Häusler rät Freiberuflern und Selbständigen dazu, sich als Alternative auch die Betriebsunterbrechungsversicherung für freiberuflich Tätige anzusehen (BUFT). Diese würde vergleichsweise häufig abgeschlossen. Der Vorteil, so Häusler: Es bedarf keiner 100-prozentigen Arbeitsunfähigkeit als Leistungsvoraussetzung, sondern die BUFT kann ab 50 Prozent greifen. Man dürfte sonst beispielsweise als Handwerker nicht einmal im Büro Termine telefonisch verschieben. Allerdings müsste für den Leistungsfall das Unternehmen den Ausfall „wirklich spüren“. Bei beiden Arten von Polizzen kann man Karenzfristen vereinbaren, etwa sieben oder 14 oder 42 Tage. „Die Prämie ist für sieben Tage gleich circa doppelt so hoch wie für 14 Tage“, berichtet Häusler aus der Praxis. Für 70 Euro Leistung pro Tag kommt man als rund 30-jähriger Kunde bei einer 14-tägigen Frist auf rund 90 Euro Prämie pro Monat. Man müsse sich für sämtliche derartige Absicherungen überlegen, wie viele Tage man ohne Arbeitsleistung und -entgelt durchkomme und bis zu welcher Höhe man bereit sei, Beiträge zu zahlen. Wichtiges Kriterium bei der Produktauswahl: Der Versicherer sollte einen Kündigungsverzicht einräumen. Ansonsten könnte er nach einem ausufernden Schadenfall die Fortsetzung des Versicherungsschutzes von einer Prämienerhöhung abhängig machen.

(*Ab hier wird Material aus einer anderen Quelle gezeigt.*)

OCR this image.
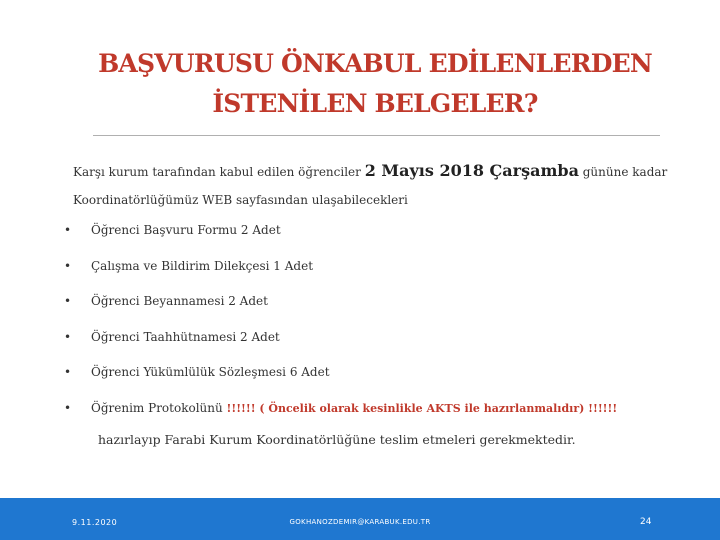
BAŞVURUSU ÖNKABUL EDİLENLERDEN
İSTENİLEN BELGELER?
Karşı kurum tarafından kabul edilen öğrenciler 2 Mayıs 2018 Çarşamba gününe kadar
Koordinatörlüğümüz WEB sayfasından ulaşabilecekleri
• Öğrenci Başvuru Formu 2 Adet
• Çalışma ve Bildirim Dilekçesi 1 Adet
• Öğrenci Beyannamesi 2 Adet
• Öğrenci Taahhütnamesi 2 Adet
• Öğrenci Yükümlülük Sözleşmesi 6 Adet
• Öğrenim Protokolünü !!!!!! ( Öncelik olarak kesinlikle AKTS ile hazırlanmalıdır) !!!!!!
hazırlayıp Farabi Kurum Koordinatörlüğüne teslim etmeleri gerekmektedir.
9.11.2020	GOKHANOZDEMIR@KARABUK.EDU.TR	24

Last but not least ist ein privater Krankenversicherungsschutz auch mit anderen Bausteinen gut koppelbar. „Diese müssen nicht notwendigerweise von derselben Versicherungsgesellschaft stammen“, sagt Häusler. „Da im Krankenhaustagegeld-Bereich nur ein abstrakter, monetärer Bedarf gedeckt ist, denken die Kunden an eine Erweiterung“, so Weinstein. Sehr nachgefragt seien die freie Auswahl des Krankenhauses bzw. der Privatklinik, die freie Arztwahl (Spezialisten) oder die Rückerstattung von Wahlarztkosten. Die Zusammenstellungen treffen Kunden individuell. Wartezeiten gebe es im Regelfall keine. Und für Riss ist vor allem die Leistungsorientierung des Versicherungsschutzes vorteilhaft, weil dadurch die Sicherheit bei Behandlungen steige.